Both Bolt and fellow double Olympic sprint champion Elaine Thompson were dethroned in the 100 metres, while Jamaica did not have a single representative in the men's 200 metres final.

For the first time, there will be a real sense of fallibility about Bolt and his team-mates, when they line up for the 4x100m final ... assuming they avoid any slip-ups in the heats.

For Danny Talbot, who forms part of Britain's sprint relay team, it is a final chance to get one over on the Jamaican superstar.

"The first time I raced him was in 2013 and it was wicked," recalled Talbot. "The only way I can describe it is if you are in year seven and you are racing a sixth former.

"He was so big, it felt like there was nothing you could do.

"The first time, it was intimidating and hard to focus on your race. I remember thinking 'this is Bolt - the guy I want to be like'.

"Then, after a couple of times of being behind, you think 'I do want to win'.

"We are going there to win it.
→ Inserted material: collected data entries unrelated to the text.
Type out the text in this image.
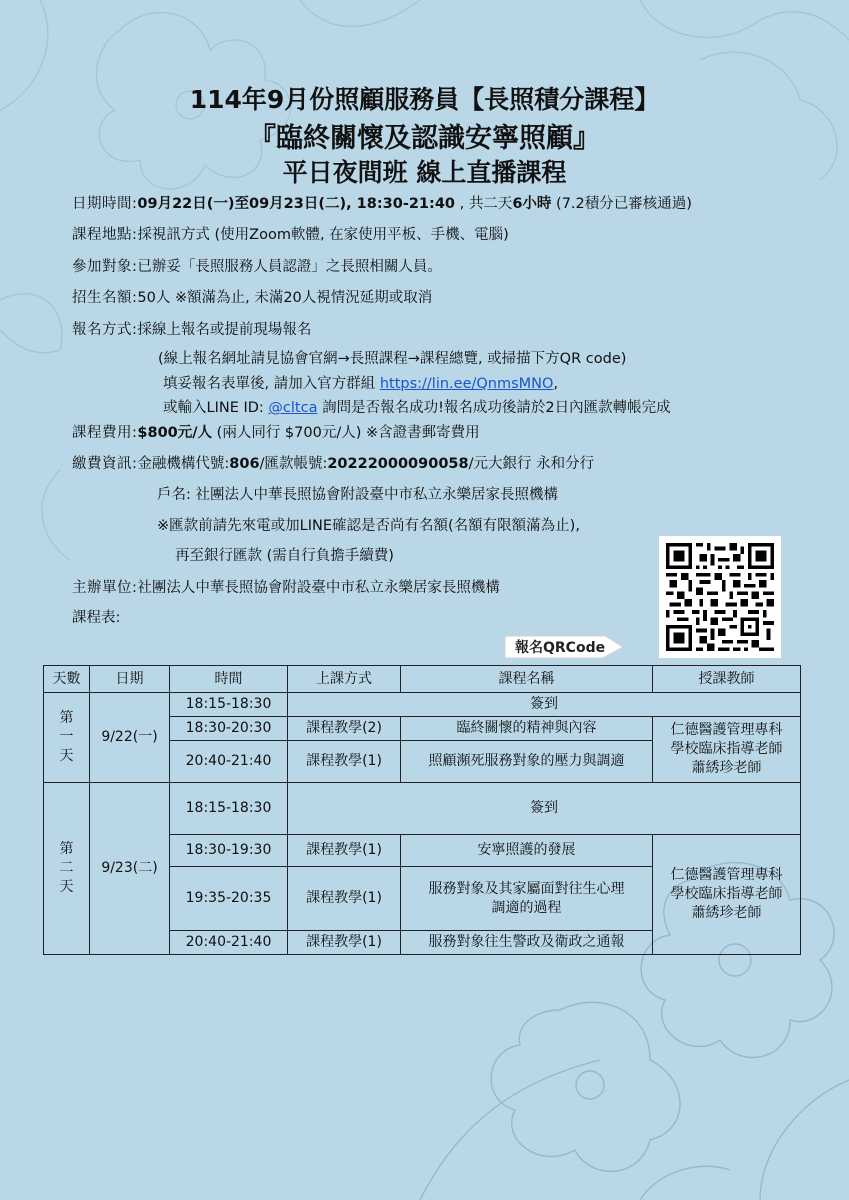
114年9月份照顧服務員【長照積分課程】
『臨終關懷及認識安寧照顧』
平日夜間班 線上直播課程
日期時間:09月22日(一)至09月23日(二), 18:30-21:40 , 共二天6小時 (7.2積分已審核通過)
課程地點:採視訊方式 (使用Zoom軟體, 在家使用平板、手機、電腦)
參加對象:已辦妥「長照服務人員認證」之長照相關人員。
招生名額:50人 ※額滿為止, 未滿20人視情況延期或取消
報名方式:採線上報名或提前現場報名
(線上報名網址請見協會官網→長照課程→課程總覽, 或掃描下方QR code)
填妥報名表單後, 請加入官方群組 https://lin.ee/QnmsMNO,
或輸入LINE ID: @cltca 詢問是否報名成功!報名成功後請於2日內匯款轉帳完成
課程費用:$800元/人 (兩人同行 $700元/人) ※含證書郵寄費用
繳費資訊:金融機構代號:806/匯款帳號:20222000090058/元大銀行 永和分行
戶名: 社團法人中華長照協會附設臺中市私立永樂居家長照機構
※匯款前請先來電或加LINE確認是否尚有名額(名額有限額滿為止),
再至銀行匯款 (需自行負擔手續費)
主辦單位:社團法人中華長照協會附設臺中市私立永樂居家長照機構
課程表:
報名QRCode
天數	日期	時間	上課方式	課程名稱	授課教師

第
一
天	9/22(一)	18:15-18:30	簽到		
		18:30-20:30	課程教學(2)	臨終關懷的精神與內容	仁德醫護管理專科
學校臨床指導老師
蕭綉珍老師

		20:40-21:40	課程教學(1)	照顧瀕死服務對象的壓力與調適	

第
二
天	9/23(二)	18:15-18:30	簽到		
		18:30-19:30	課程教學(1)	安寧照護的發展	仁德醫護管理專科
學校臨床指導老師
蕭綉珍老師

		19:35-20:35	課程教學(1)	服務對象及其家屬面對往生心理
調適的過程	

		20:40-21:40	課程教學(1)	服務對象往生警政及衛政之通報	
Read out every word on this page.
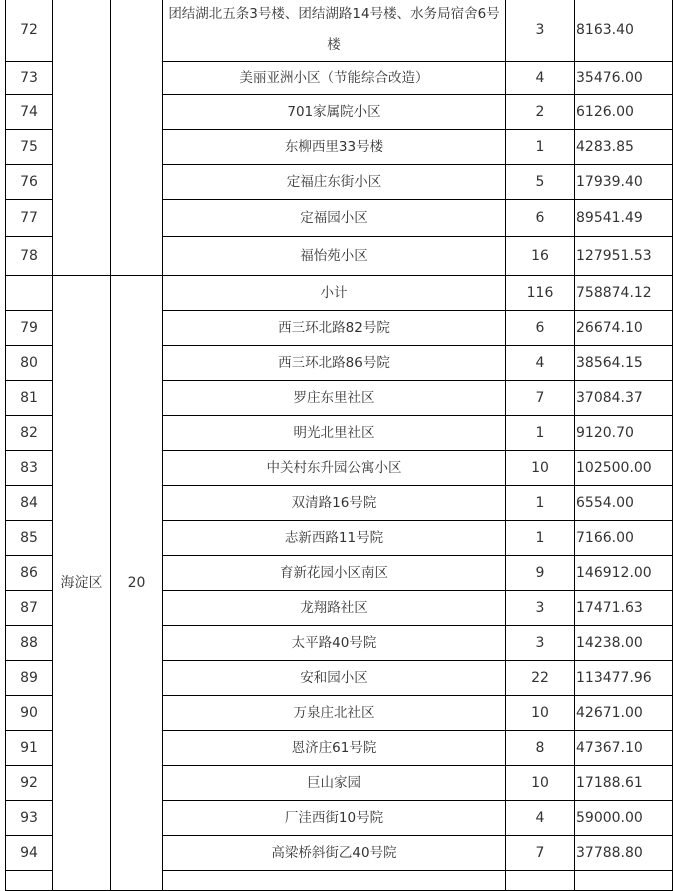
72			团结湖北五条3号楼、团结湖路14号楼、水务局宿舍6号楼	3	8163.40
73			美丽亚洲小区（节能综合改造）	4	35476.00
74			701家属院小区	2	6126.00
75			东柳西里33号楼	1	4283.85
76			定福庄东街小区	5	17939.40
77			定福园小区	6	89541.49
78			福怡苑小区	16	127951.53
	海淀区	20	小计	116	758874.12
79			西三环北路82号院	6	26674.10
80			西三环北路86号院	4	38564.15
81			罗庄东里社区	7	37084.37
82			明光北里社区	1	9120.70
83			中关村东升园公寓小区	10	102500.00
84			双清路16号院	1	6554.00
85			志新西路11号院	1	7166.00
86			育新花园小区南区	9	146912.00
87			龙翔路社区	3	17471.63
88			太平路40号院	3	14238.00
89			安和园小区	22	113477.96
90			万泉庄北社区	10	42671.00
91			恩济庄61号院	8	47367.10
92			巨山家园	10	17188.61
93			厂洼西街10号院	4	59000.00
94			高梁桥斜街乙40号院	7	37788.80
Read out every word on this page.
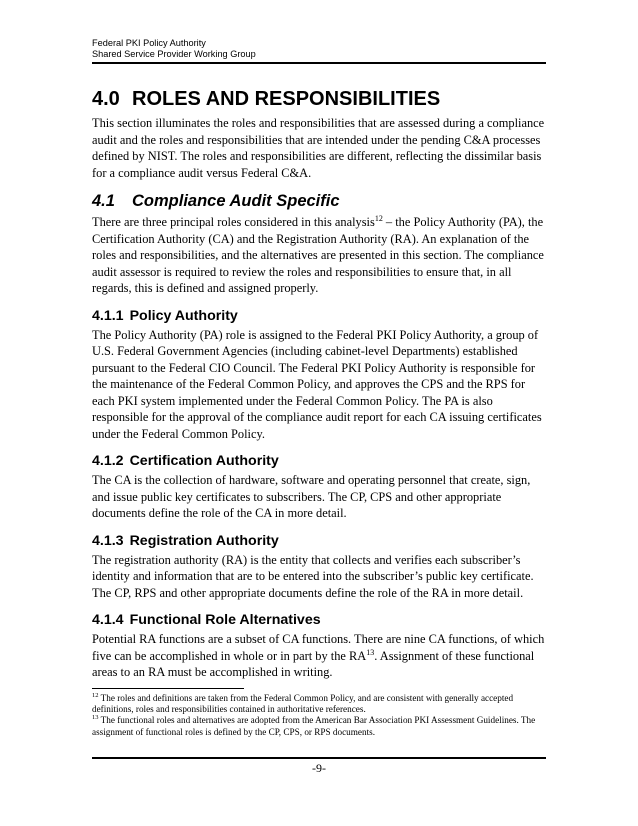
Federal PKI Policy Authority
Shared Service Provider Working Group
4.0 ROLES AND RESPONSIBILITIES

This section illuminates the roles and responsibilities that are assessed during a compliance audit and the roles and responsibilities that are intended under the pending C&A processes defined by NIST. The roles and responsibilities are different, reflecting the dissimilar basis for a compliance audit versus Federal C&A.

4.1 Compliance Audit Specific

There are three principal roles considered in this analysis$^{12}$ – the Policy Authority (PA), the Certification Authority (CA) and the Registration Authority (RA). An explanation of the roles and responsibilities, and the alternatives are presented in this section. The compliance audit assessor is required to review the roles and responsibilities to ensure that, in all regards, this is defined and assigned properly.

4.1.1 Policy Authority

The Policy Authority (PA) role is assigned to the Federal PKI Policy Authority, a group of U.S. Federal Government Agencies (including cabinet-level Departments) established pursuant to the Federal CIO Council. The Federal PKI Policy Authority is responsible for the maintenance of the Federal Common Policy, and approves the CPS and the RPS for each PKI system implemented under the Federal Common Policy. The PA is also responsible for the approval of the compliance audit report for each CA issuing certificates under the Federal Common Policy.

4.1.2 Certification Authority

The CA is the collection of hardware, software and operating personnel that create, sign, and issue public key certificates to subscribers. The CP, CPS and other appropriate documents define the role of the CA in more detail.

4.1.3 Registration Authority

The registration authority (RA) is the entity that collects and verifies each subscriber’s identity and information that are to be entered into the subscriber’s public key certificate. The CP, RPS and other appropriate documents define the role of the RA in more detail.

4.1.4 Functional Role Alternatives

Potential RA functions are a subset of CA functions. There are nine CA functions, of which five can be accomplished in whole or in part by the RA$^{13}$. Assignment of these functional areas to an RA must be accomplished in writing.

$^{12}$ The roles and definitions are taken from the Federal Common Policy, and are consistent with generally accepted definitions, roles and responsibilities contained in authoritative references.
$^{13}$ The functional roles and alternatives are adopted from the American Bar Association PKI Assessment Guidelines. The assignment of functional roles is defined by the CP, CPS, or RPS documents.
-9-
You can only have potential for so long and we have a great group of sprinters now.

"We do have to start winning or being very competitive for medals. You saw the girls in Rio get a bronze medal.

"It's time for the men to step up too now. We have the belief we can win gold."

If Talbot and his British team-mates are to achieve their goal, they will have to sink Bolt, just like Gatlin did last weekend.

Can lightning really strike twice?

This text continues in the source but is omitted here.